I have become interested in progression and ordering lately. Not so much with chickens and eggs, but more with respect to progressions used in the classroom. Traditionally, I would start a class with a case and deploy it to open up an area of substantive law, utilizing questions, problems, canons of interpretation, and other cases to explore the meaning of concepts presented in the initial case or topic. The substantive areas depended on the course and ran from appurtenant easements (Property Law), to impeachment by prior untruthful acts (Evidence), to searches incident to lawful arrests (Criminal Procedure). My interest in ordering made me aware of the fact that I approached each class with a duality of teaching and learning. Teaching usually was first in my progression. The spotlight was on me as the teacher; I opened and conducted the class and then ended it when time ran out. I had many assumptions. I assumed student motivation existed; that students started, followed, and ended the class with me; that students had effective practices of adding information to their understanding; and that students readily retrieved the information when needed.

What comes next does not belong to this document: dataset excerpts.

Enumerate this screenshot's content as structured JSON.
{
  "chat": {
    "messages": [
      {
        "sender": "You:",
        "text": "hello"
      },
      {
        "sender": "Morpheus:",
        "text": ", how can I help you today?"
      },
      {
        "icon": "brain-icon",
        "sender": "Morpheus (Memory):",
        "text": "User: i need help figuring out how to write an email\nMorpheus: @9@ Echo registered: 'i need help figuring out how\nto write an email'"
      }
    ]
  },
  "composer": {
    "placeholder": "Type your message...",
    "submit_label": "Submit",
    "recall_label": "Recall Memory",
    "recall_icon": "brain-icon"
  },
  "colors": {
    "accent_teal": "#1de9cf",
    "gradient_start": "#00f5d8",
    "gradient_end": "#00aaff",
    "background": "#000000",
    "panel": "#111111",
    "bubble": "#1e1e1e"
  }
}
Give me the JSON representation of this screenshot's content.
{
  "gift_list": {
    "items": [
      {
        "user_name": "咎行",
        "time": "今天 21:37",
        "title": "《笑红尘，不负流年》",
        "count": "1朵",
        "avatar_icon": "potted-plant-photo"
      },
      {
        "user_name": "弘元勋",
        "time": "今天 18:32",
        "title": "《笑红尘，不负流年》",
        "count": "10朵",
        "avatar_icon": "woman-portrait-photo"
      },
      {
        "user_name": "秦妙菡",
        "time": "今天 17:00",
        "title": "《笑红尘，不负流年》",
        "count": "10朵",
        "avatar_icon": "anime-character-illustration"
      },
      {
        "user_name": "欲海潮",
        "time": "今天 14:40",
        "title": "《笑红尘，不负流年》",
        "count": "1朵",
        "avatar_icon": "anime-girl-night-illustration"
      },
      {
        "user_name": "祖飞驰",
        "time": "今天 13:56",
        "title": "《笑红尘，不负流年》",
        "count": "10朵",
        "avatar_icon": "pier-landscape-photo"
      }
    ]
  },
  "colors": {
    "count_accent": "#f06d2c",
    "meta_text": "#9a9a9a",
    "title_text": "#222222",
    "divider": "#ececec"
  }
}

But I wondered what would happen if I reversed the norm of ordering? What if I placed learning first in the progression, especially in reference to motivation? Motivation in law school is a lot like a roller coaster (at least it was for me) – it ebbs and flows quite a bit, sometimes within the same day. Motivation is often invisible to the classroom, but weighs heavily on learning. Early in the first year there is a surfeit of it, and by the third year, well, lets just say there is not as much of it.
This reversal of progression, with learning first, changed a lot for me in the classroom. In the past year or two, it has allowed for more variation, for greater focus on student improvement, for more experiential “doing” as part of basic courses, and for more direct consideration of student motivation. For example, in this new progression, students fill out cards explaining what motivates them to learn the most and the least. Students also start each class by indicating where we are in the tapestry of subject matter – something they were used to me doing. Since experiences often are helpful motivators, many more experiences are blended into the course — students now interview real world participants in law (e.g., police officers in a Criminal Procedure course) or Evidence (trial lawyers) and create short but deep PowerPoint presentations or videos in all courses about a point in the course that was worth further exploration. These presentations served to recap what people had learned and to offer a combined “outline” of sorts for exam preparation. Further, classes now end (at the students’ request) with a brief synopsis of what we did, to see if everyone finished around the same place.
In all, I found that focusing on learning generally, and motivation in particular, were very worthwhile. I enjoyed the new way of guiding the course even more than I did the old. There were different assumptions made, but I think they were more accurate. Priorities can inform progression.